I’m not ashamed to admit that I love watching reality TV. I get totally sucked in and can’t look away from the drama and fabricated storylines. Waste of Space has all the best elements of reality tv–24 hour camera feeds, clashing personalities, potential romance, drama, and diversions from the truth about the show.
The reality show, that supposedly blasts teens into space with no adult supervision or training, is created by an outlandish, over-the-top network called DV8. The show “Waste of Space” is created in a world where many other outrageous reality tv shows are popular. The public instantly falls in love with the cast and never questions how teens with no space experience could be sent up there alone. The “spacetronauts” (because astronaut isn’t coined by DV8) become the must watch tv of the year. This is a world where ridiculous reality tv shows are popular and that’s a world I can believe in.

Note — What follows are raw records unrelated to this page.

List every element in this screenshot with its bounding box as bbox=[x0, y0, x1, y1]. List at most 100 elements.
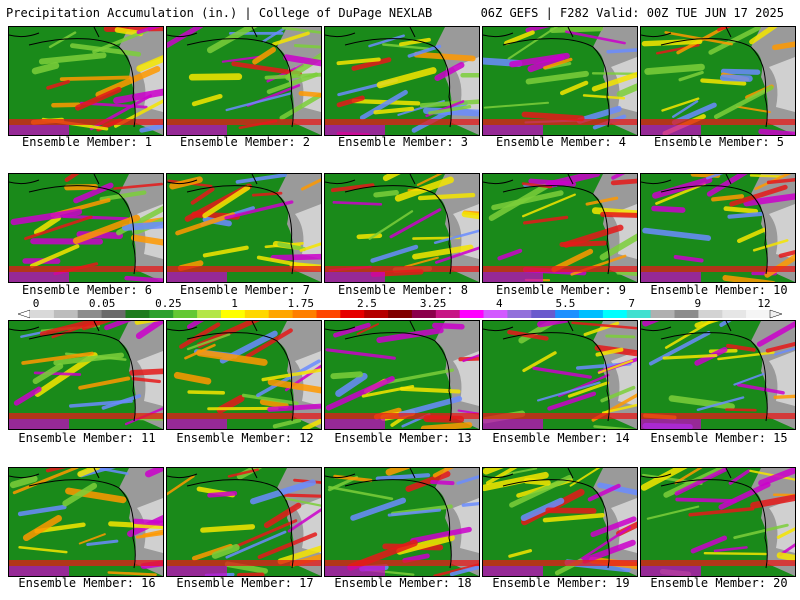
precip-band bbox=[661, 97, 700, 112]
precip-band bbox=[207, 27, 258, 54]
colorbar-tick-label: 7 bbox=[628, 297, 635, 310]
precip-band bbox=[642, 227, 712, 241]
colorbar-right-arrow bbox=[769, 309, 783, 319]
precip-band bbox=[542, 512, 605, 523]
precip-band bbox=[46, 79, 71, 90]
precip-band bbox=[559, 80, 589, 96]
land-region-light bbox=[769, 57, 795, 112]
precip-map bbox=[641, 321, 795, 429]
precip-band bbox=[673, 255, 704, 263]
precip-band bbox=[325, 376, 395, 411]
precip-band bbox=[591, 72, 637, 76]
precip-band bbox=[86, 539, 119, 546]
precip-band bbox=[749, 27, 778, 45]
precip-band bbox=[765, 341, 795, 353]
precip-band bbox=[81, 321, 112, 331]
ensemble-member-map bbox=[166, 467, 322, 577]
precip-band bbox=[483, 101, 549, 109]
colorbar-swatch bbox=[531, 310, 556, 318]
coastline-north bbox=[9, 174, 100, 185]
precip-band bbox=[672, 100, 699, 118]
precip-band bbox=[729, 184, 788, 207]
colorbar: 0 0.05 0.25 1 1.75 2.5 3.25 4 5.5 7 9 12 bbox=[0, 297, 800, 321]
coastline-north bbox=[641, 27, 732, 38]
coastline-north bbox=[325, 321, 416, 332]
precip-band bbox=[663, 468, 726, 498]
tropical-precip-band bbox=[9, 119, 163, 125]
land-region-light bbox=[295, 498, 321, 553]
precip-band bbox=[675, 497, 737, 503]
precip-band bbox=[726, 343, 756, 352]
precip-band bbox=[703, 551, 767, 556]
precip-band bbox=[281, 27, 321, 34]
coastline bbox=[28, 185, 136, 275]
ensemble-member-map bbox=[640, 26, 796, 136]
precip-band bbox=[520, 497, 565, 522]
precip-band bbox=[606, 48, 637, 54]
tropical-precip-core bbox=[167, 272, 227, 282]
ensemble-member-map bbox=[8, 467, 164, 577]
precip-band bbox=[416, 174, 443, 186]
precip-map bbox=[9, 27, 163, 135]
precip-band bbox=[700, 78, 747, 86]
precip-band bbox=[104, 321, 132, 331]
colorbar-swatch bbox=[555, 310, 580, 318]
coastline-north bbox=[9, 27, 100, 38]
precip-band bbox=[77, 468, 103, 477]
precip-band bbox=[766, 178, 795, 185]
precip-band bbox=[646, 505, 700, 520]
precip-band bbox=[776, 527, 795, 539]
tropical-precip-band bbox=[167, 266, 321, 272]
ensemble-member-label: Ensemble Member: 16 bbox=[18, 576, 156, 590]
precip-map bbox=[325, 321, 479, 429]
precip-band bbox=[78, 376, 131, 390]
colorbar-swatch bbox=[674, 310, 699, 318]
colorbar-tick-label: 3.25 bbox=[419, 297, 447, 310]
precip-band bbox=[266, 72, 319, 94]
tropical-precip-core bbox=[641, 566, 701, 576]
colorbar-swatch bbox=[459, 310, 485, 318]
precip-band bbox=[190, 187, 215, 205]
precip-band bbox=[108, 521, 163, 530]
ensemble-member-label: Ensemble Member: 13 bbox=[334, 431, 472, 445]
precip-band bbox=[772, 41, 795, 51]
precip-band bbox=[29, 244, 80, 268]
coastline bbox=[28, 38, 136, 128]
precip-band bbox=[591, 71, 637, 92]
colorbar-swatch bbox=[650, 310, 675, 318]
precip-map bbox=[9, 468, 163, 576]
tropical-precip-core bbox=[483, 419, 543, 429]
colorbar-swatch bbox=[292, 310, 317, 318]
precip-band bbox=[662, 353, 718, 360]
precip-band bbox=[39, 321, 102, 337]
colorbar-tick-label: 0 bbox=[32, 297, 40, 310]
precip-band bbox=[283, 54, 321, 67]
tropical-precip-core bbox=[167, 125, 227, 135]
tropical-precip-band bbox=[9, 413, 163, 419]
tropical-precip-core bbox=[483, 272, 543, 282]
precip-band bbox=[64, 183, 99, 191]
precip-band bbox=[461, 501, 479, 507]
precip-band bbox=[231, 61, 302, 76]
precip-band bbox=[356, 233, 383, 240]
precip-band bbox=[186, 333, 231, 351]
precip-band bbox=[356, 323, 379, 335]
tropical-precip-core bbox=[641, 272, 701, 282]
coastline-north bbox=[325, 27, 416, 38]
precip-band bbox=[245, 328, 293, 359]
precip-band bbox=[407, 44, 442, 58]
precip-band bbox=[78, 533, 106, 545]
precip-map bbox=[483, 27, 637, 135]
tropical-precip-band bbox=[325, 413, 479, 419]
colorbar-tick-label: 12 bbox=[757, 297, 771, 310]
precip-band bbox=[332, 200, 383, 206]
precip-band bbox=[167, 27, 204, 48]
precip-band bbox=[461, 211, 479, 220]
precip-band bbox=[129, 368, 163, 376]
colorbar-swatch bbox=[125, 310, 150, 318]
tropical-precip-band bbox=[325, 560, 479, 566]
precip-band bbox=[725, 408, 757, 412]
precip-band bbox=[21, 351, 94, 365]
colorbar-swatch bbox=[30, 310, 55, 318]
precip-band bbox=[283, 493, 321, 498]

The cast is deliberately chosen by the network to represent diverse stereotypes. The contestants are aware of the molds they’re supposed to fit. Jamarkus knows he’s been cast as a “double diverse” agent–being African American and gay. He sidesteps the assumptions about him and keeps his eyes focused on the end goal–getting a scholarship to MIT. Karou, a teen who was just visiting from Japan and doesn’t even speak English is kidnapped and put into the show. She is the first to figure out that they’re not really in space. Unfortunately none of her co-spacetronauts can understand Japanese. DV8 uses diversity as a marketing ploy without actually understanding it though the teens quickly figure out how to play the system to get what they want.
The entire book is told through video transcripts, emails, recordings of phone calls, and cast video confessions. The formatting made it so easy to read and get every character’s perspective on this strange situation they’ve been put in. The format also lets readers see the entire conception, planning, and execution of the show from the developer’s POV.
Readers of Margaret Stohl’s Royce Rolls and fans of Big Brother will love this quirky 24/7 look at teens stuck together. Reluctant readers will enjoy this book because of the unique, attention grabbing plot and fun format. The array of characters on board, personalities behind the scenes, and plot twists make this a fast, unforgettable read!